Freezing the Pint Flat and Hard
Pour the mixture into the Ninja Creami pint container and freeze it for 24 hours. Stop at the fill line; overfilling can cause the top to freeze unevenly and make the spin messy. Set the pint on a level shelf so the blade meets a solid, even surface. If the top freezes domed or slanted, let the pint rest at room temperature for a few minutes before spinning.
Spinning, Re-Spinning, and Adding the Chips
Process the frozen pint on the Ice Cream setting. If it looks crumbly or powdery after the first spin, add 1 tablespoon milk and re-spin until the texture turns smooth and scoopable. Don’t pour in too much liquid at once or the pint turns soft instead of creamy. Add the mini chocolate chips with the Mix-In setting so they get folded through without being chopped up.

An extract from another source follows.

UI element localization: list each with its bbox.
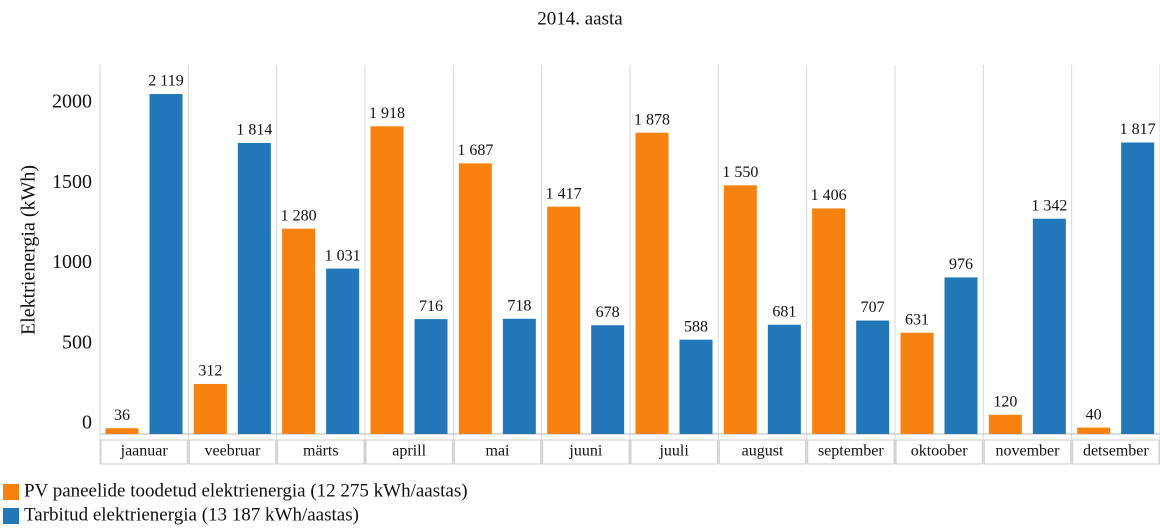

Small Swaps That Still Keep the Pint Worth Making
Dairy-Free Mint Chip
Use full-fat coconut milk in place of the milk and cream, then swap the cream cheese for a dairy-free cream cheese that blends smoothly. The result is a little richer and slightly more coconut-forward, but it still spins into a creamy pint if the base freezes completely solid.
Stronger Mint Flavor
Add the peppermint extract in tiny increments if you want a sharper mint finish. Too much extract can turn medicinal fast, so it’s better to blend, taste, and bump it up carefully before freezing the pint.
Chocolate Chip Swap
Use chopped dark chocolate if you want a more dramatic bittersweet bite. The pieces will melt a little more on the tongue than mini chips, which works especially well if you like the mint base to stay bright and clean.
Storage and Re-Spinning
- Refrigerator: This isn’t a fridge-friendly dessert; it softens fast and loses the frozen texture that makes it work.
- Freezer: You can refreeze leftovers in the pint, but expect a firmer texture the next time around. Let it sit out a few minutes before re-spinning.
- Reheating: Not applicable here. For leftovers, use the Ice Cream setting again with a small splash of milk if the pint freezes hard overnight.